Congo : virage négocié vers le tout-numérique
Depuis le mois de mai, le Congo a accès à l’internet haut débit. Pour les autorités et les opérateurs, c’est l’heure des derniers préparatifs avant la commercialisation.
Malgré le lancement de la 3,5G par Airtel Congo, qui sera suivi prochainement par MTN Congo, c’est la fibre optique qui capte l’attention des acteurs de la filière des télécommunications. Bien qu’opérationnelle depuis le mois de mai, elle ne sera pas commercialisée avant la fin de l’année, et seulement à Pointe-Noire et à Brazzaville. « Les premiers tests ont commencé à Pointe-Noire », explique Julien Heuzé, le directeur d’Ofis Computers, fournisseur d’accès à internet (FAI) sous la marque Yattoo.
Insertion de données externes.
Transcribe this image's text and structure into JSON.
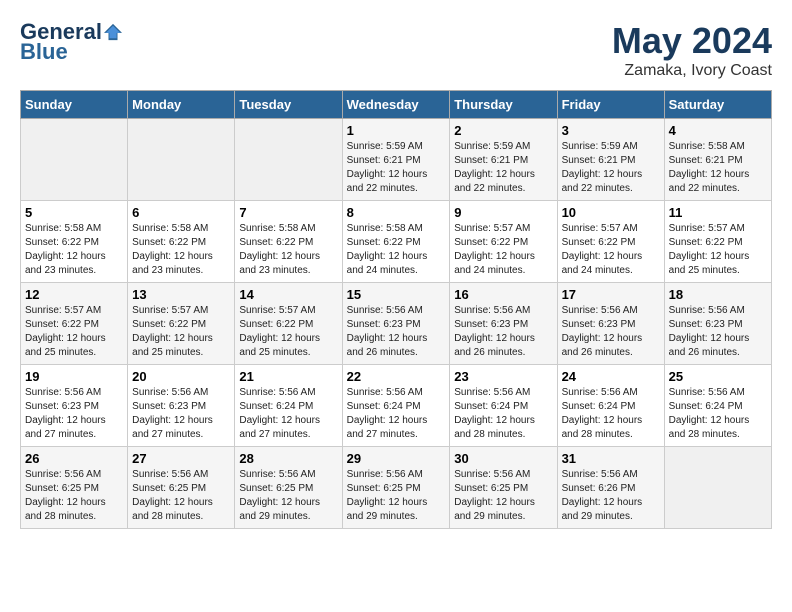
{
  "header": {
    "logo_line1": "General",
    "logo_line2": "Blue",
    "main_title": "May 2024",
    "subtitle": "Zamaka, Ivory Coast"
  },
  "days_of_week": [
    "Sunday",
    "Monday",
    "Tuesday",
    "Wednesday",
    "Thursday",
    "Friday",
    "Saturday"
  ],
  "weeks": [
    [
      {
        "day": "",
        "info": ""
      },
      {
        "day": "",
        "info": ""
      },
      {
        "day": "",
        "info": ""
      },
      {
        "day": "1",
        "info": "Sunrise: 5:59 AM\nSunset: 6:21 PM\nDaylight: 12 hours\nand 22 minutes."
      },
      {
        "day": "2",
        "info": "Sunrise: 5:59 AM\nSunset: 6:21 PM\nDaylight: 12 hours\nand 22 minutes."
      },
      {
        "day": "3",
        "info": "Sunrise: 5:59 AM\nSunset: 6:21 PM\nDaylight: 12 hours\nand 22 minutes."
      },
      {
        "day": "4",
        "info": "Sunrise: 5:58 AM\nSunset: 6:21 PM\nDaylight: 12 hours\nand 22 minutes."
      }
    ],
    [
      {
        "day": "5",
        "info": "Sunrise: 5:58 AM\nSunset: 6:22 PM\nDaylight: 12 hours\nand 23 minutes."
      },
      {
        "day": "6",
        "info": "Sunrise: 5:58 AM\nSunset: 6:22 PM\nDaylight: 12 hours\nand 23 minutes."
      },
      {
        "day": "7",
        "info": "Sunrise: 5:58 AM\nSunset: 6:22 PM\nDaylight: 12 hours\nand 23 minutes."
      },
      {
        "day": "8",
        "info": "Sunrise: 5:58 AM\nSunset: 6:22 PM\nDaylight: 12 hours\nand 24 minutes."
      },
      {
        "day": "9",
        "info": "Sunrise: 5:57 AM\nSunset: 6:22 PM\nDaylight: 12 hours\nand 24 minutes."
      },
      {
        "day": "10",
        "info": "Sunrise: 5:57 AM\nSunset: 6:22 PM\nDaylight: 12 hours\nand 24 minutes."
      },
      {
        "day": "11",
        "info": "Sunrise: 5:57 AM\nSunset: 6:22 PM\nDaylight: 12 hours\nand 25 minutes."
      }
    ],
    [
      {
        "day": "12",
        "info": "Sunrise: 5:57 AM\nSunset: 6:22 PM\nDaylight: 12 hours\nand 25 minutes."
      },
      {
        "day": "13",
        "info": "Sunrise: 5:57 AM\nSunset: 6:22 PM\nDaylight: 12 hours\nand 25 minutes."
      },
      {
        "day": "14",
        "info": "Sunrise: 5:57 AM\nSunset: 6:22 PM\nDaylight: 12 hours\nand 25 minutes."
      },
      {
        "day": "15",
        "info": "Sunrise: 5:56 AM\nSunset: 6:23 PM\nDaylight: 12 hours\nand 26 minutes."
      },
      {
        "day": "16",
        "info": "Sunrise: 5:56 AM\nSunset: 6:23 PM\nDaylight: 12 hours\nand 26 minutes."
      },
      {
        "day": "17",
        "info": "Sunrise: 5:56 AM\nSunset: 6:23 PM\nDaylight: 12 hours\nand 26 minutes."
      },
      {
        "day": "18",
        "info": "Sunrise: 5:56 AM\nSunset: 6:23 PM\nDaylight: 12 hours\nand 26 minutes."
      }
    ],
    [
      {
        "day": "19",
        "info": "Sunrise: 5:56 AM\nSunset: 6:23 PM\nDaylight: 12 hours\nand 27 minutes."
      },
      {
        "day": "20",
        "info": "Sunrise: 5:56 AM\nSunset: 6:23 PM\nDaylight: 12 hours\nand 27 minutes."
      },
      {
        "day": "21",
        "info": "Sunrise: 5:56 AM\nSunset: 6:24 PM\nDaylight: 12 hours\nand 27 minutes."
      },
      {
        "day": "22",
        "info": "Sunrise: 5:56 AM\nSunset: 6:24 PM\nDaylight: 12 hours\nand 27 minutes."
      },
      {
        "day": "23",
        "info": "Sunrise: 5:56 AM\nSunset: 6:24 PM\nDaylight: 12 hours\nand 28 minutes."
      },
      {
        "day": "24",
        "info": "Sunrise: 5:56 AM\nSunset: 6:24 PM\nDaylight: 12 hours\nand 28 minutes."
      },
      {
        "day": "25",
        "info": "Sunrise: 5:56 AM\nSunset: 6:24 PM\nDaylight: 12 hours\nand 28 minutes."
      }
    ],
    [
      {
        "day": "26",
        "info": "Sunrise: 5:56 AM\nSunset: 6:25 PM\nDaylight: 12 hours\nand 28 minutes."
      },
      {
        "day": "27",
        "info": "Sunrise: 5:56 AM\nSunset: 6:25 PM\nDaylight: 12 hours\nand 28 minutes."
      },
      {
        "day": "28",
        "info": "Sunrise: 5:56 AM\nSunset: 6:25 PM\nDaylight: 12 hours\nand 29 minutes."
      },
      {
        "day": "29",
        "info": "Sunrise: 5:56 AM\nSunset: 6:25 PM\nDaylight: 12 hours\nand 29 minutes."
      },
      {
        "day": "30",
        "info": "Sunrise: 5:56 AM\nSunset: 6:25 PM\nDaylight: 12 hours\nand 29 minutes."
      },
      {
        "day": "31",
        "info": "Sunrise: 5:56 AM\nSunset: 6:26 PM\nDaylight: 12 hours\nand 29 minutes."
      },
      {
        "day": "",
        "info": ""
      }
    ]
  ]
}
Avant la mise en service du haut débit, il reste à installer la société chargée de gérer la ressource et de la vendre aux FAI. Ce sera probablement Congo Télécom, l’opérateur public membre du consortium West Africa Cable System (Wacs, composé de douze membres), pour le compte de l’État.
Couverture
Au Congo, l’aventure de la fibre optique a commencé avec la réalisation de la station de Matombi, à 20 km de Pointe-Noire, qui a permis la connexion du pays au câble sous-marin à fibres optiques du Wacs et le déploiement d’une dorsale (backbone). Celle-ci emprunte les lignes de transport électrique de la Société nationale d’électricité entre Pointe-Noire, Brazzaville, Oyo et bientôt Owando (dans le nord du pays), pour atteindre Ouesso en 2013. Des bretelles seront progressivement établies vers d’autres départements à partir de cette trame. Quant à la réalisation du réseau terrestre, ce sera pour 2015.
Autre avancée, l’installation de points d’échange départementaux (Points of Presence, POP) et de boucles optiques métropolitaines à Pointe-Noire, Brazzaville et Oyo, construites par MTN. D’autres villes suivront. Après la couverture nationale, l’objectif est de relier le réseau congolais à ceux des pays voisins – Gabon, Cameroun, RD Congo, Tchad, Centrafrique et Angola. Le but de ce projet, baptisé Central Africa Backbone, est de « permettre de véhiculer le trafic sous-régional sans passer par l’international, et d’abaisser les coûts », comme le précise M. Akouala, coordonnateur du projet Couverture nationale en télécommunications auprès de la Délégation générale des grands travaux.
La fibre optique va bouleverser le secteur, où Airtel MTN et Warid trustent plus de 80% des parts de marché.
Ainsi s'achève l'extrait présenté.